A primeira delas é a atualização de segurança que resolve duas vulnerabilidades relatadas em particular no serviço de cadastramento na Internet do Windows (WINS). A falha poderia permitir a elevação de privilégio se um usuário recebesse um pacote de replicação especialmente criado em um sistema afetado que estivesse executando o serviço. O invasor precisa ter credenciais de logon válidas e poder fazer logon localmente para explorar essa vulnerabilidade.
A segunda dá conta de atualizar de segurança para eliminar uma vulnerabilidade divulgada publicamente no Microsoft Windows. Ela poderia permitir a execução remota de código se um usuário abrisse um arquivo legítimo em formato rich text (.rtf), um arquivo de texto (.txt) ou um documento do Word (.doc) localizado no mesmo diretório de rede que um arquivo de biblioteca de link dinâmico (DLL) especialmente criado. O invasor que explorar com êxito a vulnerabilidade poderá obter os mesmos direitos que o usuário local.
A terceira atualização de segurança elimina cinco vulnerabilidades relatadas em particular no Microsoft Office. As vulnerabilidades podem permitir a execução remota de código quando um usuário abre um arquivo do Excel especialmente criado. O invasor que explorar com êxito qualquer uma destas vulnerabilidades poderá obter os mesmos direitos que o usuário local. Os usuários cujas contas são configuradas com poucos direitos de usuário no sistema correm menos riscos do que aqueles que possuem direitos administrativos.

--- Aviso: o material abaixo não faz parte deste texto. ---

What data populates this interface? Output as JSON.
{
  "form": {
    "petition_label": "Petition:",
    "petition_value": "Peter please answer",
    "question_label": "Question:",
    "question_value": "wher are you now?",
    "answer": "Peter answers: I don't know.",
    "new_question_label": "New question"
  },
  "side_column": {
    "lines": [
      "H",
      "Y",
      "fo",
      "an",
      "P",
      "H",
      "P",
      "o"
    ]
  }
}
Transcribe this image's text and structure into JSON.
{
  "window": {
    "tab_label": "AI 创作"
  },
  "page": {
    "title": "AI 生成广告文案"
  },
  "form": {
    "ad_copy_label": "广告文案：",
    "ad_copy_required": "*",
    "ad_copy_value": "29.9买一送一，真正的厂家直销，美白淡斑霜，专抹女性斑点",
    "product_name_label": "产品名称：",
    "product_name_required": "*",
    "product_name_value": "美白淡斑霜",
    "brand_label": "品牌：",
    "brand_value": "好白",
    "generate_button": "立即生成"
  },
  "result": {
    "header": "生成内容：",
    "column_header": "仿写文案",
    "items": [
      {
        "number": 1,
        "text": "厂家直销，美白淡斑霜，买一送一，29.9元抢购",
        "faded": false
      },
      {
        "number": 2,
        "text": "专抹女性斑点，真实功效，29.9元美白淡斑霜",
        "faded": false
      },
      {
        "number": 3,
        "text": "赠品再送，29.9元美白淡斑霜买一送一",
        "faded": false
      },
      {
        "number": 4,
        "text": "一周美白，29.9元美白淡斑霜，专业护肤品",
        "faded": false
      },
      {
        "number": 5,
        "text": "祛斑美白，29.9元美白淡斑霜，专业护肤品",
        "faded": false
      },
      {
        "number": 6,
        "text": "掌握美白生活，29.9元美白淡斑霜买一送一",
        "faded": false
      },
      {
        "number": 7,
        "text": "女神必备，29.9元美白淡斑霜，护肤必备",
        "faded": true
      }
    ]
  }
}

Uma correção para duas vulnerabilidades relatadas em particular no Microsoft Office também foram lançadas. Elas podem permitir a execução remota de código se um usuário abrir um arquivo do Office especialmente criado ou se um usuário abrir um arquivo do Office legítimo localizado no mesmo diretório de rede que um arquivo de biblioteca especialmente criado. O invasor que explorar com êxito qualquer uma destas vulnerabilidades poderá obter os mesmos direitos que o usuário com acesso. Os usuários cujas contas são configuradas com poucos direitos de usuário no sistema correm menos riscos do que aqueles que possuem direitos administrativos.
E, por último, atualização de segurança elimina cinco vulnerabilidades relatadas em particular e uma divulgada publicamente no Microsoft SharePoint e Windows SharePoint Services. As mais graves podem permitir elevação de privilégio se um usuário clicar em uma URL ou visitar um site especialmente criado. Para as vulnerabilidades mais graves, usuários do Internet Explorer 8 e Internet Explorer 9 procurando por um site de SharePoint na zona da Internet correm menos risco, por padrão, porque o Filtro de XSS no Internet Explorer 8 e Internet Explorer 9 ajuda a bloquear os ataques na zona da Internet. Entretanto, o Filtro de XSS no Internet Explorer 8 e no Internet Explorer 9 não é habilitado por padrão na zona de Intranet.